Khofifah menegaskan Pemerintah Provinsi Jawa Timur menyerahkan sepenuhnya proses hukum kepada aparat penegak hukum. Ia menyatakan jika pihaknya menghormati proses penyidikan yang tengah berjalan di Kejaksaan Tinggi Jawa Timur.
“Kami semua tentu menyerahkan kepada aparat penegak hukum karena proses sedang berjalan,” ujarnya, ditemui di Asrama Haji Surabaya, Jumat (17/4).
Khofifah juga menegaskan komitmennya untuk menghormati seluruh tahapan pemeriksaan guna mengusut tuntas kasus tersebut. Menurutnya, proses hukum harus berjalan secara objektif dan transparan.

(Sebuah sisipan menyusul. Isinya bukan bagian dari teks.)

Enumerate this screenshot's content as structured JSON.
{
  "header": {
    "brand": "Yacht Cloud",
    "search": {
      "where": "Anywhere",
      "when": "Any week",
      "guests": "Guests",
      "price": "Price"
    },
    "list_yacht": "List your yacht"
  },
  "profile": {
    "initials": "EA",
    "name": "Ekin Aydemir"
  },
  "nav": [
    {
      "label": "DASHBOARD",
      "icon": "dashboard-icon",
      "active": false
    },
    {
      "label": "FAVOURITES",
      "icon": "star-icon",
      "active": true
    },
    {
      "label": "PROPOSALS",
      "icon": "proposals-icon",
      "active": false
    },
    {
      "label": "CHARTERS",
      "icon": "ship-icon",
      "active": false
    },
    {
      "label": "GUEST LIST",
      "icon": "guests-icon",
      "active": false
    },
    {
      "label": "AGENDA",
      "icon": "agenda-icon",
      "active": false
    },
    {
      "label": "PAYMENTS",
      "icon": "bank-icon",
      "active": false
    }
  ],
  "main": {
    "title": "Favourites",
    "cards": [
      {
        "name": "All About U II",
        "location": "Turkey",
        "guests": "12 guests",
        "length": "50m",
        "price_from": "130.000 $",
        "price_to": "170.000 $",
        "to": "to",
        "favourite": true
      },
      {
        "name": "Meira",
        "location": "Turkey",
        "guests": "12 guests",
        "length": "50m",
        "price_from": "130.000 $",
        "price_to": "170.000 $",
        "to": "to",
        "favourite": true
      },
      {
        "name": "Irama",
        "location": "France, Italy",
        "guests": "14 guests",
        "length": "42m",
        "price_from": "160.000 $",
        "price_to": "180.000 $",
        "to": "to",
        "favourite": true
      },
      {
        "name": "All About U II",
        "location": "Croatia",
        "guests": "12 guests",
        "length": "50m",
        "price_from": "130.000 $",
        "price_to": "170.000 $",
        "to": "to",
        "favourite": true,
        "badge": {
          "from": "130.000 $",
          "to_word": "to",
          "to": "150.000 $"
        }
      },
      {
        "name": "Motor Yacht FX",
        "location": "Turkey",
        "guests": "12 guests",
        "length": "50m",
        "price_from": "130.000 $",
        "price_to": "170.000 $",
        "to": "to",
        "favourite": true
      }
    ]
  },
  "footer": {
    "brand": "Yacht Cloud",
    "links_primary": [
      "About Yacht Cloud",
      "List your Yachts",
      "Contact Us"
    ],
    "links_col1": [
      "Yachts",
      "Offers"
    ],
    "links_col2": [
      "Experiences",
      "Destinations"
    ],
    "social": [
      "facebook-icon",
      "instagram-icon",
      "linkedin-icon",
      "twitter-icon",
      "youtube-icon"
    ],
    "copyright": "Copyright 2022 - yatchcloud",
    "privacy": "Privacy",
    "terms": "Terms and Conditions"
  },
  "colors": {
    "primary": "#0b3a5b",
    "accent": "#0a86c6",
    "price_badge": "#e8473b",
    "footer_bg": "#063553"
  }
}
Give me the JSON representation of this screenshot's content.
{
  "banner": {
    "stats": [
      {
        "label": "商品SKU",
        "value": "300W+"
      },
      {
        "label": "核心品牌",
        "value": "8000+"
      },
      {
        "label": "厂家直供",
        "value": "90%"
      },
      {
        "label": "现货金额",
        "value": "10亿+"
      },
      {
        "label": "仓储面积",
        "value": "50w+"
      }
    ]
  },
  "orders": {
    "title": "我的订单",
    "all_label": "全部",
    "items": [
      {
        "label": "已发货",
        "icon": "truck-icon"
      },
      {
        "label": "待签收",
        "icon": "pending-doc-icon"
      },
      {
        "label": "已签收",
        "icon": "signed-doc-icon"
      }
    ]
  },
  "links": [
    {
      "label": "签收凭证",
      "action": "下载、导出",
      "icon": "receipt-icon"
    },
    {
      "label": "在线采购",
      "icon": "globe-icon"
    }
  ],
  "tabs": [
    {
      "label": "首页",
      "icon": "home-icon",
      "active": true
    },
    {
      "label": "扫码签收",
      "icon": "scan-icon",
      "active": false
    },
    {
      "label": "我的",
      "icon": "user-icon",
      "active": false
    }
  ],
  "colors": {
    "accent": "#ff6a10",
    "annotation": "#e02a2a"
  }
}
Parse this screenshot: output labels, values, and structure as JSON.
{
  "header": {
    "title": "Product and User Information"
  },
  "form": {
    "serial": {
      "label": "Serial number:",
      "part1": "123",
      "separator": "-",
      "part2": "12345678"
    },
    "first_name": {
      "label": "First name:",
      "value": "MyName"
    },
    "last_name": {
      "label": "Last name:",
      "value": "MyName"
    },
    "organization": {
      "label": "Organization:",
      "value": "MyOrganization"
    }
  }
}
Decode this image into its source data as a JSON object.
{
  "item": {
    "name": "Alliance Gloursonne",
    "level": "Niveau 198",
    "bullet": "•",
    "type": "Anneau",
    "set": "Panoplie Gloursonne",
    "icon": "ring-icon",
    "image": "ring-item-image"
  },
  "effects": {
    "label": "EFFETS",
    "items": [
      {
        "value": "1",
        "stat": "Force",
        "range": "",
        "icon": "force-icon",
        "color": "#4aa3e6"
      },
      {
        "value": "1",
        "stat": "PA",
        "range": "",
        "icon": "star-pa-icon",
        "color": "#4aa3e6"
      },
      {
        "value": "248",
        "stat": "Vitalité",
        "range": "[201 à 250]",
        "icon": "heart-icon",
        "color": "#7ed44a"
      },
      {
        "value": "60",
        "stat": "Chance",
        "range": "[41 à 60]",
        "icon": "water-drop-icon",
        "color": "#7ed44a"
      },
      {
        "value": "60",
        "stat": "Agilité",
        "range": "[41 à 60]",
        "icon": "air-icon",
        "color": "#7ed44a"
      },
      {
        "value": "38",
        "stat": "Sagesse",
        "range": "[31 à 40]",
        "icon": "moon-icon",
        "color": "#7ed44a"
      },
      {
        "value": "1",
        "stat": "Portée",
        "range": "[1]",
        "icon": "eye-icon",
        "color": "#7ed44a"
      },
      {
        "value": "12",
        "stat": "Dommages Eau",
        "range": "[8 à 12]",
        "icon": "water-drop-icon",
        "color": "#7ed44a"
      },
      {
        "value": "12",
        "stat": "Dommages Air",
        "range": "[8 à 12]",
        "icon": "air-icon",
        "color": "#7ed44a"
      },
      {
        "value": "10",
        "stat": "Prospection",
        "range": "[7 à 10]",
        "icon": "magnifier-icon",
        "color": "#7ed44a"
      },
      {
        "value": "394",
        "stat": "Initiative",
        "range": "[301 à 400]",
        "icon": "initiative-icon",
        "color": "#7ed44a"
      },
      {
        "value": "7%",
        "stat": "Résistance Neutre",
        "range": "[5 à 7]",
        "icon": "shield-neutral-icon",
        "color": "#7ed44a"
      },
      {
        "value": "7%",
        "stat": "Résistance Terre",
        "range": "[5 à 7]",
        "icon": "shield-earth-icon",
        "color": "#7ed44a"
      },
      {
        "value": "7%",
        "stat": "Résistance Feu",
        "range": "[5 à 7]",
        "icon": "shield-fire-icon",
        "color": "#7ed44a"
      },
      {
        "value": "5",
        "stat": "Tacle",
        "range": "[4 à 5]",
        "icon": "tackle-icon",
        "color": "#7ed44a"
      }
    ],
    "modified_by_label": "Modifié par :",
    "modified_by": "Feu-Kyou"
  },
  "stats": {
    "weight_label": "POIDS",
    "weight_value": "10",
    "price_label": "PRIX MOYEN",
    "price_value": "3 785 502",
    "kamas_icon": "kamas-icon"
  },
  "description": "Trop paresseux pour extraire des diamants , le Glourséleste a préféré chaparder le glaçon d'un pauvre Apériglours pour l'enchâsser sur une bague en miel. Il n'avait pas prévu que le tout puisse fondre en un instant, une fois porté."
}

“Kami hormati proses yang sedang berjalan,” tegas dia.
Sebelumnya, Kejati Jatim menetapkan tiga orang tersangka dalam kasus dugaan korupsi perizinan di lingkungan Dinas ESDM Jawa Timur. Salah satunya adalah Kadis ESDM Aris Mukiyono.
Dalam kasus ini, para tersangka diduga memperlambat proses perizinan yang seharusnya dapat dilakukan melalui sistem Online Single Submission (OSS), kemudian memanfaatkannya untuk meminta sejumlah uang kepada pemohon. Dari penanganan perkara tersebut, penyidik turut menyita uang tunai dan dana dalam rekening dengan total sekitar Rp2,36 miliar. [ina.kt]



I really appreciate how the author presents the content in a structured and organized way, making it simple for readers to follow and absorb the key ideas.